Não consigo falar de David Foster Wallace no passado ainda que neste ano se completem dez desde que ele decidiu ir embora.

DFW enforcou-se em 2008, na garagem de casa, não sem antes escrever uma carta de despedida para a esposa e afagar os dois cachorros de estimação. Morreu rompendo com a produção de uma literatura que foi muito além do comum: enchia os livros de notas de rodapé (quase uma segunda voz narrativa), dominava impressionantemente bem o discurso indireto livre e a ironia. É um autor que me encheu de boas referências e me descortinou uma literatura até desconhecida.

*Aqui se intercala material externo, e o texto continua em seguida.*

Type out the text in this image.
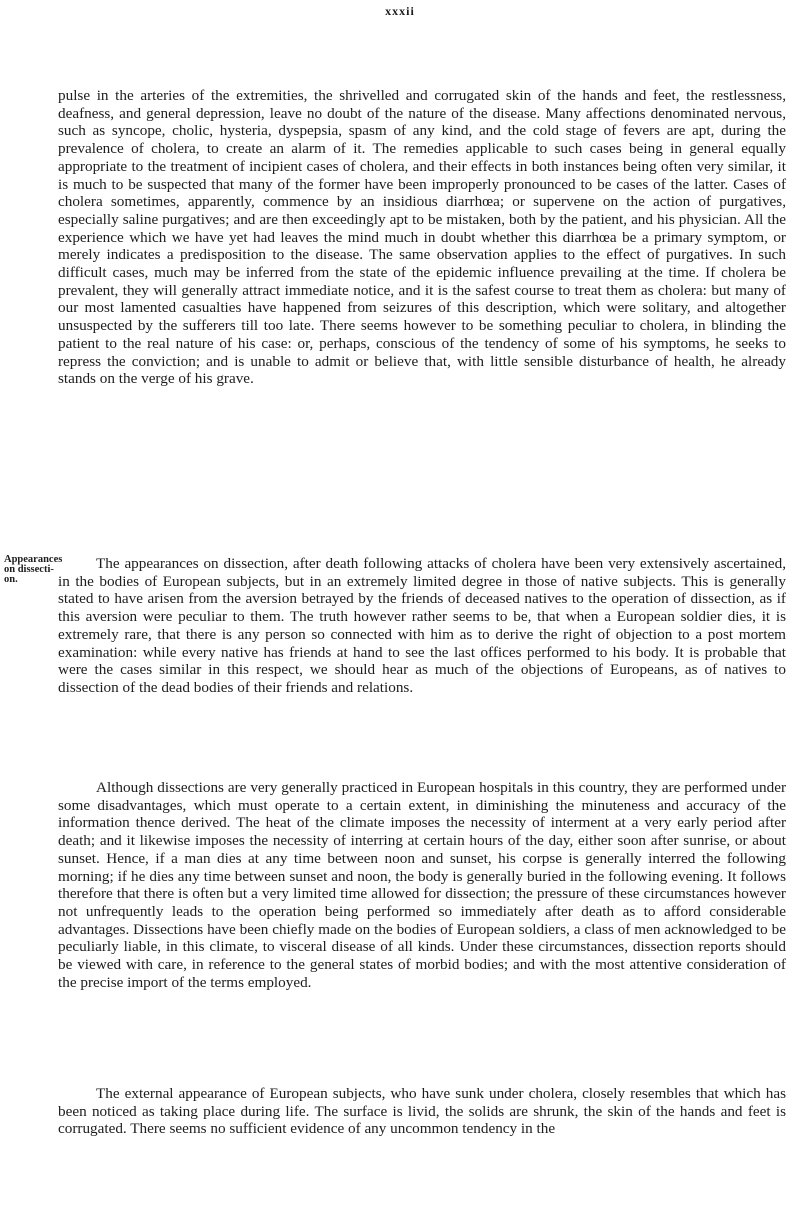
xxxii

pulse in the arteries of the extremities, the shrivelled and corrugated skin of the hands and feet, the restlessness, deafness, and general depression, leave no doubt of the nature of the disease. Many affections denominated nervous, such as syncope, cholic, hysteria, dyspepsia, spasm of any kind, and the cold stage of fevers are apt, during the prevalence of cholera, to create an alarm of it. The remedies applicable to such cases being in general equally appropriate to the treatment of incipient cases of cholera, and their effects in both instances being often very similar, it is much to be suspected that many of the former have been improperly pronounced to be cases of the latter. Cases of cholera sometimes, apparently, commence by an insidious diarrhœa; or supervene on the action of purgatives, especially saline purgatives; and are then exceedingly apt to be mistaken, both by the patient, and his physician. All the experience which we have yet had leaves the mind much in doubt whether this diarrhœa be a primary symptom, or merely indicates a predisposition to the disease. The same observation applies to the effect of purgatives. In such difficult cases, much may be inferred from the state of the epidemic influence prevailing at the time. If cholera be prevalent, they will generally attract immediate notice, and it is the safest course to treat them as cholera: but many of our most lamented casualties have happened from seizures of this description, which were solitary, and altogether unsuspected by the sufferers till too late. There seems however to be something peculiar to cholera, in blinding the patient to the real nature of his case: or, perhaps, conscious of the tendency of some of his symptoms, he seeks to repress the conviction; and is unable to admit or believe that, with little sensible disturbance of health, he already stands on the verge of his grave.

Appearances
on dissecti-
on.

The appearances on dissection, after death following attacks of cholera have been very extensively ascertained, in the bodies of European subjects, but in an extremely limited degree in those of native subjects. This is generally stated to have arisen from the aversion betrayed by the friends of deceased natives to the operation of dissection, as if this aversion were peculiar to them. The truth however rather seems to be, that when a European soldier dies, it is extremely rare, that there is any person so connected with him as to derive the right of objection to a post mortem examination: while every native has friends at hand to see the last offices performed to his body. It is probable that were the cases similar in this respect, we should hear as much of the objections of Europeans, as of natives to dissection of the dead bodies of their friends and relations.

Although dissections are very generally practiced in European hospitals in this country, they are performed under some disadvantages, which must operate to a certain extent, in diminishing the minuteness and accuracy of the information thence derived. The heat of the climate imposes the necessity of interment at a very early period after death; and it likewise imposes the necessity of interring at certain hours of the day, either soon after sunrise, or about sunset. Hence, if a man dies at any time between noon and sunset, his corpse is generally interred the following morning; if he dies any time between sunset and noon, the body is generally buried in the following evening. It follows therefore that there is often but a very limited time allowed for dissection; the pressure of these circumstances however not unfrequently leads to the operation being performed so immediately after death as to afford considerable advantages. Dissections have been chiefly made on the bodies of European soldiers, a class of men acknowledged to be peculiarly liable, in this climate, to visceral disease of all kinds. Under these circumstances, dissection reports should be viewed with care, in reference to the general states of morbid bodies; and with the most attentive consideration of the precise import of the terms employed.

The external appearance of European subjects, who have sunk under cholera, closely resembles that which has been noticed as taking place during life. The surface is livid, the solids are shrunk, the skin of the hands and feet is corrugated. There seems no sufficient evidence of any uncommon tendency in the
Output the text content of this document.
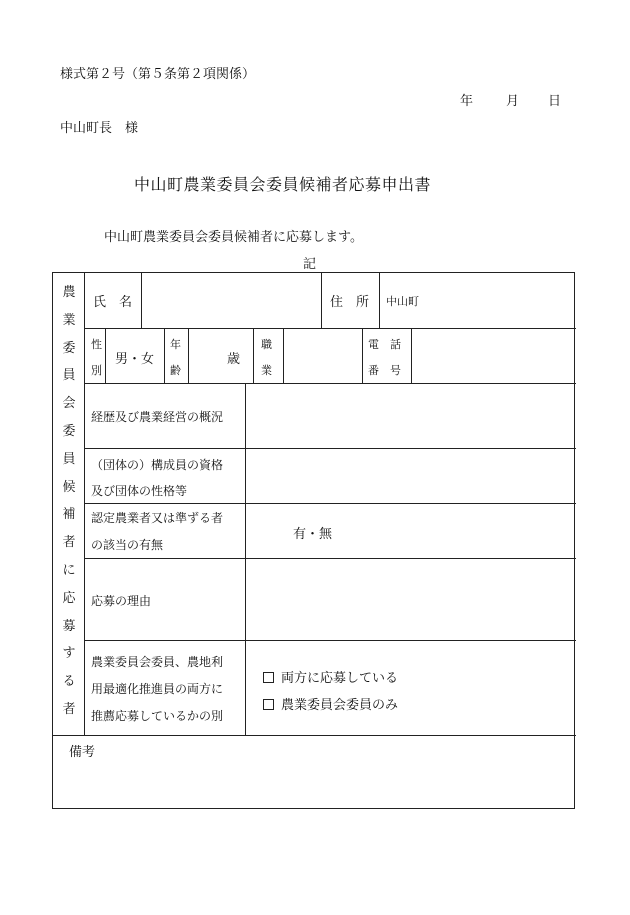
様式第２号（第５条第２項関係）
年	月 日
中山町長　様
中山町農業委員会委員候補者応募申出書
中山町農業委員会委員候補者に応募します。
記
農業委員会委員候補者に応募する者
氏　名	住　所 中山町
性
別
男・女
年
齢
歳
職
業
電　話
番　号
経歴及び農業経営の概況
（団体の）構成員の資格
及び団体の性格等
認定農業者又は準ずる者
の該当の有無
有・無
応募の理由
農業委員会委員、農地利
用最適化推進員の両方に
推薦応募しているかの別
両方に応募している
農業委員会委員のみ
備考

Estranhei DFW na primeira vez que o li na coletânea de contos Breves Entrevistas com Homens Hediondosmas fiquei instigada. Numa pesquisa rápida no Google fiquei impressionada com a legião de fãs brasileiros de Wallace, gente que o lê ainda no original em inglês por não conseguir lidar com a espera infindável das traduções em português que nunca chegavam ao Brasil.

O autor parece ser capaz de toda coisa. Experimentalista, ousado na forma e muito bem humorado, apesar de não ter propriamente a intenção de fazer ninguém rir.

Era imensamente triste, depressivo e ansioso, se medicou a vida inteira. Durante muito tempo fui inconsolável com seu suicídio, achava que ele não tinha o direito de nos furtar de uma literatura tão fora dos padrões. Hoje vejo que DFW fez o que lhe foi possível e nos deixou uma impressão forte. Um importante e denso legado.